Born in Birmingham, Ala., Moore is the son of a railroad engineer. His parents divorced when he was an infant and at 3 he was sent to live with an electrician and his wife who raised him. "Those people were divine," Moore says. In 1929 he headed north to study painting at the Chicago Academy of Fine Arts and in 1935 arrived in New York City, where, he exclaims, "I was really born. I was free." His hopes for an artist's career fizzled. "I had a long talk with myself," he says, "and decided I wasn't going to be the world's greatest painter." Thus began his career as a window dresser.
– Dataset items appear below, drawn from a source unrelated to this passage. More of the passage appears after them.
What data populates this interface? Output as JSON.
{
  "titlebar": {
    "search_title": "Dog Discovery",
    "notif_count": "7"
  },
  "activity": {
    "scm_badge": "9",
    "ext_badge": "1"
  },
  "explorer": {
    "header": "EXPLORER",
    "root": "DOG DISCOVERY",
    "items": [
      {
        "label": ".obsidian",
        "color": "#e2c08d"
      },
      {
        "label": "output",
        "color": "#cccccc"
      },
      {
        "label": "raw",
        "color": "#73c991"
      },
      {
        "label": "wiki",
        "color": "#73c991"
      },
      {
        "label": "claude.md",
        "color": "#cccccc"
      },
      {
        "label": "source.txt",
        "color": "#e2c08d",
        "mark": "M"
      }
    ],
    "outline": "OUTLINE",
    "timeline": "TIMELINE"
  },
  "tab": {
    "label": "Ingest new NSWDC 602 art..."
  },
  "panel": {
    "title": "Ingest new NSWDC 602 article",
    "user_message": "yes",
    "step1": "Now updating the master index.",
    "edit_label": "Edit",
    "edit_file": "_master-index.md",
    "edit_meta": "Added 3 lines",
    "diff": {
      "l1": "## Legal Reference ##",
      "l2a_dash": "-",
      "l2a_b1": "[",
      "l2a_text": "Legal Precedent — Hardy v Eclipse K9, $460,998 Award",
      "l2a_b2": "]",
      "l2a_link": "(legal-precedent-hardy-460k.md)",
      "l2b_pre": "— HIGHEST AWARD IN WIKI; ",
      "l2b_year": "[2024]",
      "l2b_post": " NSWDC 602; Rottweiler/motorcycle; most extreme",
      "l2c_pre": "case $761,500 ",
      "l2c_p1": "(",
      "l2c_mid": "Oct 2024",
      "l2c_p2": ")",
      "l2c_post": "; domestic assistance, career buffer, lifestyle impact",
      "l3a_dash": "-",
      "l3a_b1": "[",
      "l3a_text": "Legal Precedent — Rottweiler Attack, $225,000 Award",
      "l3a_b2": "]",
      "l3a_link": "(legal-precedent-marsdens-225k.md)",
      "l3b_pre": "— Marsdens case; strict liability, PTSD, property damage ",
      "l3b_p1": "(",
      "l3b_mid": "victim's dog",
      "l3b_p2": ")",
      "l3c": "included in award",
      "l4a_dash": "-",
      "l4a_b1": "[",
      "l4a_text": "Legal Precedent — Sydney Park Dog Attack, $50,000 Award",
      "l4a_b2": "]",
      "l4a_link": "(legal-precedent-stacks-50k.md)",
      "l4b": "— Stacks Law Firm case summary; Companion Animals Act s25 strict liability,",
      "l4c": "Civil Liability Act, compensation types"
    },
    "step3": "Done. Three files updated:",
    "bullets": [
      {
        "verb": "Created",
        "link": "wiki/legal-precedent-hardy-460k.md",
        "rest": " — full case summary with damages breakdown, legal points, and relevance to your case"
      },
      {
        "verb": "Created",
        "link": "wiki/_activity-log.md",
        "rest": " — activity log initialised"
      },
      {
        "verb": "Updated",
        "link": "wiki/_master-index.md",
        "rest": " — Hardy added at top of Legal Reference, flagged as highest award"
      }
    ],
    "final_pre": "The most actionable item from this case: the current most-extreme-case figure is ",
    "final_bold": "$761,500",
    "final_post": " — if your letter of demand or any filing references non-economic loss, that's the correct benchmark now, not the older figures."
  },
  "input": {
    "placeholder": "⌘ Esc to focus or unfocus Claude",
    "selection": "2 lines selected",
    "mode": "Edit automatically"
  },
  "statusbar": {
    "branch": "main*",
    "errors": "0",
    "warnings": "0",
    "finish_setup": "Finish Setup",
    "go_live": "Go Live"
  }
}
Taking a clue from some Surrealist windows Salvador Dali did for Bonwit Teller in 1939, Moore was soon piling shoes and spring flowers into baby carriages for Bergdorf's and hanging high heels on strings, a radical idea at the time. His originality paid off. He became head of display at Bonwit's and then moved to Tiffany's. Moore has also moonlighted as a photographer for Vogue and done sets and costumes for Sir John Gielgud and the Paul Taylor Dance Company.
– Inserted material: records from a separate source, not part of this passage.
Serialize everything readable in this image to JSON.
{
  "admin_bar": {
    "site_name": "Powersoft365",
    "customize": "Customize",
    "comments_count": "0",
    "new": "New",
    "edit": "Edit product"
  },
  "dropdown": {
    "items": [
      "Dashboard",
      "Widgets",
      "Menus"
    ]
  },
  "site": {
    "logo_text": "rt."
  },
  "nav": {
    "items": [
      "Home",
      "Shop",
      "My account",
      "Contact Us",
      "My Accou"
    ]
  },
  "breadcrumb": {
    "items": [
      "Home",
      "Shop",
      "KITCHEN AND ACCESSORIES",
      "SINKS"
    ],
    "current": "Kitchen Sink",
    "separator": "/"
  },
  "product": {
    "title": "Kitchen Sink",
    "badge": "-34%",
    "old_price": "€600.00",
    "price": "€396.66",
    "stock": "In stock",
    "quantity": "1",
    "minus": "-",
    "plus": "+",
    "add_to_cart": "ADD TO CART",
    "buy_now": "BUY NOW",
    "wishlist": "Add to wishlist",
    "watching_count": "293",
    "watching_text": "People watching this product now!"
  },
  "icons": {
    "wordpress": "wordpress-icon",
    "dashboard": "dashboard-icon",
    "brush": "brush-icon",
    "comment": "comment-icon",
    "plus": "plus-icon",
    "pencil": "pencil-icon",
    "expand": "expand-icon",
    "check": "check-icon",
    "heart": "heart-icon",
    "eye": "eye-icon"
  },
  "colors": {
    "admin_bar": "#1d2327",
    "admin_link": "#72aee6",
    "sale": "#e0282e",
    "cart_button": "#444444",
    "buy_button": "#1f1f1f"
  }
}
"The pay is lousy—all display men are underpaid," he complains (Moore receives an estimated $50,000 a year). "But I have the best job in the whole world." His only regret is that Tiffany's is not grooming anyone to take over when he's gone—which won't be soon if Moore has his way. "I want to live another hundred years," he says. "And I won't retire. Someday they'll find me toes up in the window."